Foreign-invested, Hong Kong SAR, Macao SAR and Taiwan-invested enterprises saw the biggest profit dive, 53.6 percent.
Among 41 major industries, four saw year-on-year profit increase in the first two months, the total profit of tobacco companies increased by 31.5 percent, while the oil and gas extraction industry witnessed a 23.7-percent increase, the non-ferrous metal smelting and rolling processing industry saw a 28.3-percent hike in profits, the agricultural and sideline products processing industry posted a 2.2-percent rise in profits.
The rest of the 37 major industries in China, including manufacturing, electricity, heat production and supply, all experienced losses.
Liabilities at industrial firms grew by 5.3 percent year on year in February-end, as opposed to a 5.4-percent increase in the end of 2019.
The data covers large companies with annual revenue of more than 20 million yuan from their main operations.
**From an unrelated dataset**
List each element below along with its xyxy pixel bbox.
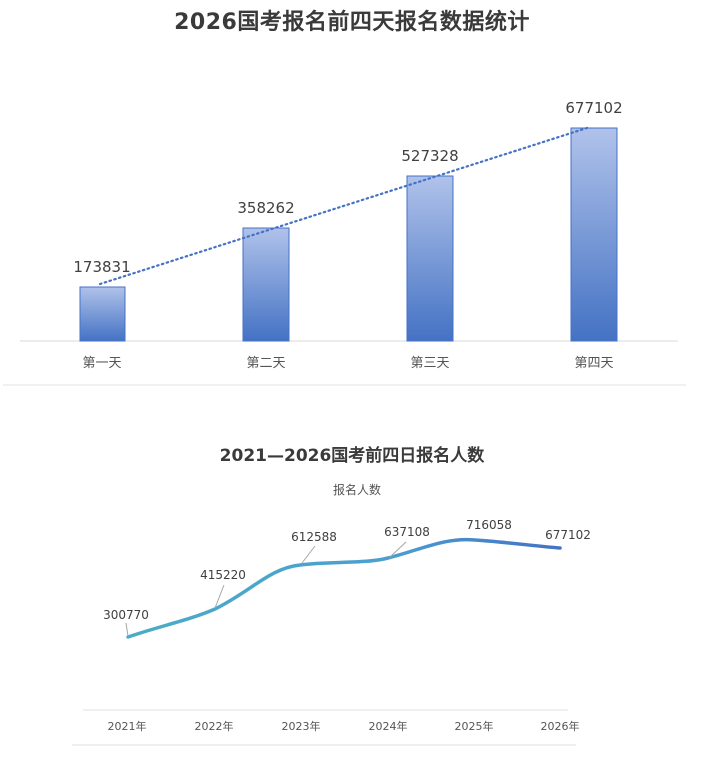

The decline in profits points to the disruption of production because of the coronavirus outbreak, enterprises across the country postponed work resumption date after the Chinese Spring Festival Holiday in January, and even after production resumed in February, it's still not in full capacity because the local governments and factories had to enforce some measures such as limit the number of workers in factories to maintain a certain distance between one another to control and prevent the spread of the virus.
The production cost has also increased as companies had to allocate a large sum of revenue for epidemic prevention equipment, which has also eaten into companies' profits.